Esta semana as madeireiras certificadas do Pará – que extraem madeira da floresta amazônica utilizando técnicas de baixo impacto ambiental – vão se reunir em Belém para discutir o seu horizonte futuro. Neste momento, ele vai do cinzento ao totalmente escuro. E isso não é nada bom para a economia da região. Essas empresas formam um grupo diminuto, mas economicamente influente. No ano passado elas foram responsáveis pela maior parte dos US$ 947 milhões emprodutos madeireiros exportados pelo estado. A Cikel, por exemplo, que tem três áreas de manejo certificadas pela Forest Stewardship Council (FSC) no estado, está impedida de trabalhar numa delas, a Fazenda Martins, por conta de uma invasão ocorrida em maio. As outras duas ainda estão em operação com base em documentação emitida ainda no ano passado. A papelada precisa ser renovada brevemente.

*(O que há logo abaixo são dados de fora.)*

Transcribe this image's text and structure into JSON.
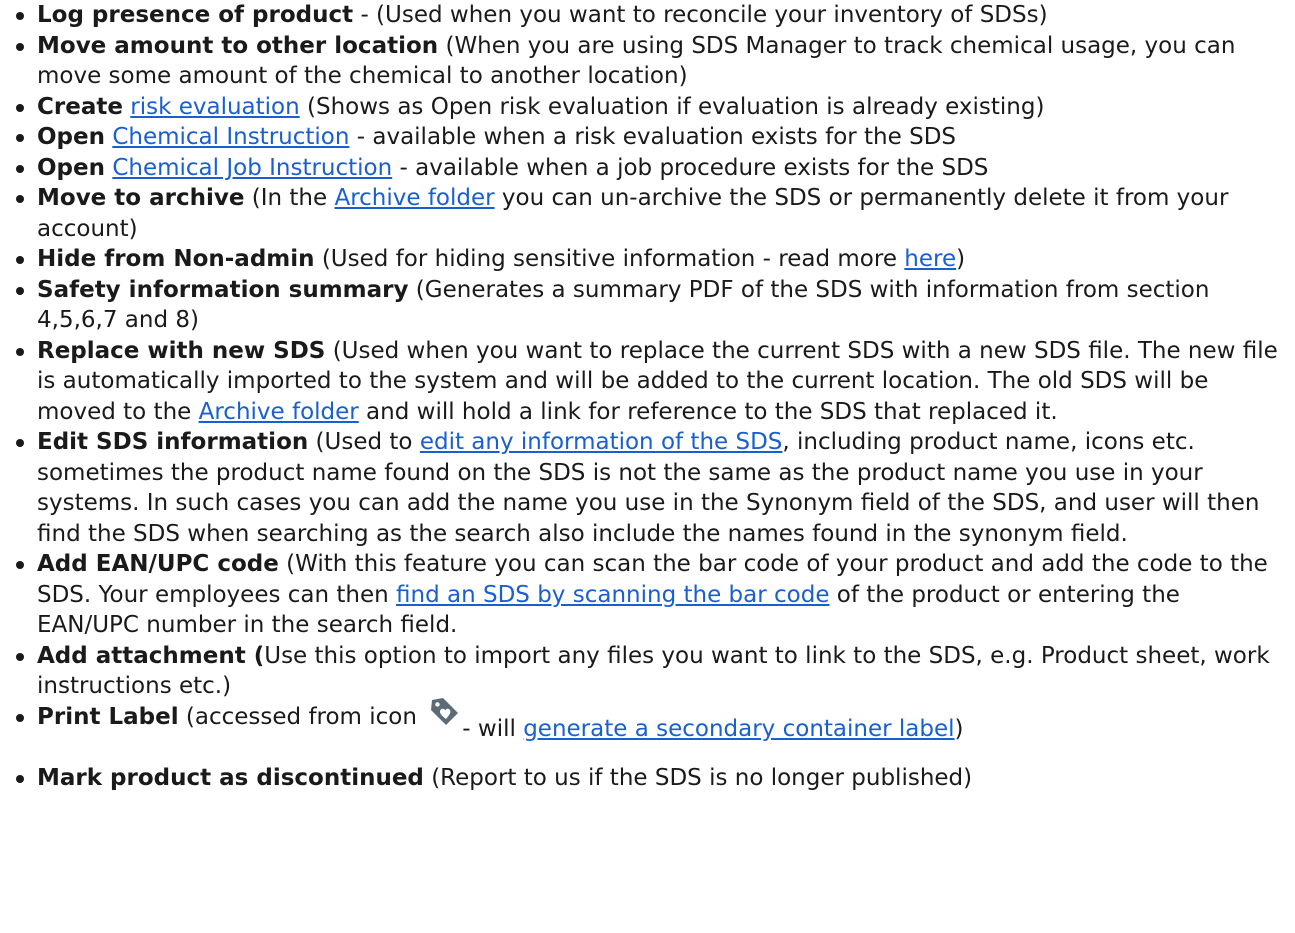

A decisão do Ibama sobre seu Plano de Operação Anual (POA) para 2005, uma autorização para executar o manejo que precisa ser renovada ano a ano, sai esta semana. Se a resposta for positiva, apesar da presença dos invasores na área da Martins, menos mal. “Se não sair, sabemos que vamos parar. A questão é quando”, diz Leonardo Sobral, diretor da empresa. A expectativa, levando-se em conta o passado recente, não é muito animadora. Até agora, o Ibama no Pará não deu nenhum POA para o corte de árvores em regime de manejo este ano. A Orsa Florestal, que tem mais de 400 mil hectares de mata nativa certificada na área do Projeto Jari, na divisa entre o Pará e o Amapá, e obteve durante dois anos seguidos seus POAs sem qualquer problema, ainda não conseguiu receber o documento do órgão para continuar a trabalhar em 2005. A parte da floresta designada para corte este ano continua praticamente intocada (foto). A empresa já demitiu pessoal e engavetou seus planos de expansão da atividade madeireira.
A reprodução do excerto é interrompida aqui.